4 Hit Dice While Leveling Up
Whenever a character levels up, they get to roll a hit dice to see how much their hit points increase, or, instead, they can choose the average number suggested in the Player's Handbook. Since D&D is a game based on dice, most players like to roll for their hit points, but that means sometimes they are disappointed with a low roll and they end up having a weaker character than the rest of the party.
Some DMs give the players the choice to roll one time, and if they roll below the average, they can choose the average number instead. This means that players always gain at least the average number of hit points, and avoids the devastating feeling of rolling a 1 on their hit dice.
3 Fumble On Natural 1
There is a rule in older versions of Dungeons & Dragons and Pathfinder that, when a player rolls a natural 1 on a d20, they face a negative consequence based on what they were trying to do. This critical failure rule doesn't exist in 5th edition, but most DMs often use it when their player rolls a 1.

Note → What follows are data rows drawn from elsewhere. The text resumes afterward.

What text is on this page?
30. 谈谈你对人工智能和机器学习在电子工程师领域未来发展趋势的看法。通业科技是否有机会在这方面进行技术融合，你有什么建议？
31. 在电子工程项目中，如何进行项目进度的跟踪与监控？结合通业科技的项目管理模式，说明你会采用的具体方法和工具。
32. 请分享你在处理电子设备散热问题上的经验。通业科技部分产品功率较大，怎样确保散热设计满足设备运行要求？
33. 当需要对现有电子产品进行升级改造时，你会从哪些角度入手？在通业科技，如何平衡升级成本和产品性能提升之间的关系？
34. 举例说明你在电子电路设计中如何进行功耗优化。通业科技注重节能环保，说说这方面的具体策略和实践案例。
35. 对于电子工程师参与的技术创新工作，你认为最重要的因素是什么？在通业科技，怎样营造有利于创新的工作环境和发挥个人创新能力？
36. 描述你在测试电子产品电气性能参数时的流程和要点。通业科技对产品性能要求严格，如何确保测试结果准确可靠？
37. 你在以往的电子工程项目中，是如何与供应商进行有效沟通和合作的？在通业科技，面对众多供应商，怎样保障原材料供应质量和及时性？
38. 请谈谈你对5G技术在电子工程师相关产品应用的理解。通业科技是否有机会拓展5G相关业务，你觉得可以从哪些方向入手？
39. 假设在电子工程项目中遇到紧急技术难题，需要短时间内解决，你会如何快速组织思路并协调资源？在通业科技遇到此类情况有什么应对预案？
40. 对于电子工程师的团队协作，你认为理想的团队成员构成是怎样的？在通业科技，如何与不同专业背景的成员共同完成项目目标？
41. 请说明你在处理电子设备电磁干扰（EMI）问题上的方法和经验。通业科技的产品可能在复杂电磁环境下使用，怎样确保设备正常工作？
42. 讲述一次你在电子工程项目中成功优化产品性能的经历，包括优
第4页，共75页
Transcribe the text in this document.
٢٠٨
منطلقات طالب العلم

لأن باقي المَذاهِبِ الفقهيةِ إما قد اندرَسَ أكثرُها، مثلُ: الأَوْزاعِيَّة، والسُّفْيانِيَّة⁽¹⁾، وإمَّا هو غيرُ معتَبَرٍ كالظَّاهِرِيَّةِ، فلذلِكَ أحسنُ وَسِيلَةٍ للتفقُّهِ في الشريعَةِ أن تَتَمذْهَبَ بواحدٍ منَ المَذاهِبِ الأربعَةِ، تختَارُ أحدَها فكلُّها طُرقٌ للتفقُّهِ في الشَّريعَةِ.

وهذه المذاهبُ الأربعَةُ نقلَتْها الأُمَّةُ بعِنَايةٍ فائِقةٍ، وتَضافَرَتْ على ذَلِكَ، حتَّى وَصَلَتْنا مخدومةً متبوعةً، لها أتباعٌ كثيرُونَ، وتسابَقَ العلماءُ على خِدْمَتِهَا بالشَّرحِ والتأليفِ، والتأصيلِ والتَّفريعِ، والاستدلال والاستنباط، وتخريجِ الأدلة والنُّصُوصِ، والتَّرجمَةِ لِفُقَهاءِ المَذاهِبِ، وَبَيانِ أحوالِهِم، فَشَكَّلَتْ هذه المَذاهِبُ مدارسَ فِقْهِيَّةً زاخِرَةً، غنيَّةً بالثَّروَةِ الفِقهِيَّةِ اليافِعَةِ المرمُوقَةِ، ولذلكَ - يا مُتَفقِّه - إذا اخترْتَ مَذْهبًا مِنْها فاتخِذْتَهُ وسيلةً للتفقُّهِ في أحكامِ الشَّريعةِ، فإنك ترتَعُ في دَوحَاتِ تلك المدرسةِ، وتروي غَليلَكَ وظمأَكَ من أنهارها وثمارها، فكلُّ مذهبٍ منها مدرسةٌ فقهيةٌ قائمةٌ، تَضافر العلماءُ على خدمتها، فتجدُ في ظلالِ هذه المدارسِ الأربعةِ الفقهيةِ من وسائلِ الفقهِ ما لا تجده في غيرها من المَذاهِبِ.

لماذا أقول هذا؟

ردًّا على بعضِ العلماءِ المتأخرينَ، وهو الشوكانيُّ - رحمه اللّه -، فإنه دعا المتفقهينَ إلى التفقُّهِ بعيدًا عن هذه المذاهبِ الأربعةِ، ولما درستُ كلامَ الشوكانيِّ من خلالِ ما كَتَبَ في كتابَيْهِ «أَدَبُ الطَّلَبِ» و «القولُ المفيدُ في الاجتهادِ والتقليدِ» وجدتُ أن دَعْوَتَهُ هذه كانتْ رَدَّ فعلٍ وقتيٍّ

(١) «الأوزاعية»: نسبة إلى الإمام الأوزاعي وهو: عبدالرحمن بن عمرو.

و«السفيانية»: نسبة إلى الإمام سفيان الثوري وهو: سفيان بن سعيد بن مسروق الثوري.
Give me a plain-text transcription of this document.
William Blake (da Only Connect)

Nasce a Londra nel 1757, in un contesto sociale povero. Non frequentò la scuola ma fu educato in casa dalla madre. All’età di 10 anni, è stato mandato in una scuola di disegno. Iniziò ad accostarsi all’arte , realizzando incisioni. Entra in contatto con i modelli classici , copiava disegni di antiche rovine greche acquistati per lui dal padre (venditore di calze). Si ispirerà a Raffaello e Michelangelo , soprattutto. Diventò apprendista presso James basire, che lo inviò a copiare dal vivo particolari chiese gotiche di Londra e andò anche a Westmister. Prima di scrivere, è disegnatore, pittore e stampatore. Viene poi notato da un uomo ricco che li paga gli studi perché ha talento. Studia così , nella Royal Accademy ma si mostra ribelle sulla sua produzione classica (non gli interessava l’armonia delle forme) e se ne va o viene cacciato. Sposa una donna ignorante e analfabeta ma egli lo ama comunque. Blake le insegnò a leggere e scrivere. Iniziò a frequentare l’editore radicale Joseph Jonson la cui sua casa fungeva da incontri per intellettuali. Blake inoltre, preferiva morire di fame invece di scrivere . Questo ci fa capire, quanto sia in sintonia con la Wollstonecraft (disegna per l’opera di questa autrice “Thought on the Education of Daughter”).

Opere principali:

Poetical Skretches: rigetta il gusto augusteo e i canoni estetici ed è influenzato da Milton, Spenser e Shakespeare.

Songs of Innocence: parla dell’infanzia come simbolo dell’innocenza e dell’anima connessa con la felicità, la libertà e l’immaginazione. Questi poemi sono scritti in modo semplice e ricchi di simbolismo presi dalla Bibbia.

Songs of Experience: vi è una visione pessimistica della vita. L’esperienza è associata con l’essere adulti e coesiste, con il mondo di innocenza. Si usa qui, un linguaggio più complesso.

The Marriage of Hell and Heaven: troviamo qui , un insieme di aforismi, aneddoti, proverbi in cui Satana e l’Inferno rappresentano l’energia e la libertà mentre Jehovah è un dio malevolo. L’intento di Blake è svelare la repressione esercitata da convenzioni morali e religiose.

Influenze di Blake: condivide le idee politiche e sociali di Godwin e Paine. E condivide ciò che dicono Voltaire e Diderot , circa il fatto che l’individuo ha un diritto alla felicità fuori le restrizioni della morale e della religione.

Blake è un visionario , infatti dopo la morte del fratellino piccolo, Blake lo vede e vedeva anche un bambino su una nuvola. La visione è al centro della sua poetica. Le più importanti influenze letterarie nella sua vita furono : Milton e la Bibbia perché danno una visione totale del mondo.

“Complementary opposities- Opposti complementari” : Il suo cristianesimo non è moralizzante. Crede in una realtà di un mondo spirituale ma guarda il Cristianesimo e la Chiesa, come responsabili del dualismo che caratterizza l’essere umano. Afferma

There are Fumble tables from Pathfinder that some groups use to determine the outcome of a critical failure, but the more common practice is for the DM to come up with the effect on the fly, fitting it to the narrative of the moment.
2 Action-Oriented Monsters
A very common issue in D&D 5th edition, especially in higher levels, is that action economy often is more important than having a single strong enemy. This makes fights with iconic monsters such as dragons or beholders somewhat easy for high-level parties.
Matt Colvile introduced the idea of action-oriented monsters for D&D a few years ago, and this approach to designing and tweaking monsters has gained a lot of popularity among DMs. With this approach, the enemies will have access to bonus actions and reactions like player characters, and they can have special actions called Villain Actions, which helps create more challenging and interesting combat in higher levels of D&D.
1 How Do You Want To Do This?
This is not specifically a rule, but another iconic and popular moment from the show Critical Role, is the DM, Matt Mercer, asking the player who finishes off an important monster or the last enemy in combat, to describe how they want to kill an enemy.
This doesn't mechanically affect the game, but helps create memorable and exciting moments at the end of each battle when a player gets the "How do you want to do this?" question and everyone lets out a sigh of relief while they listen to their friend describe the last moments of the monster.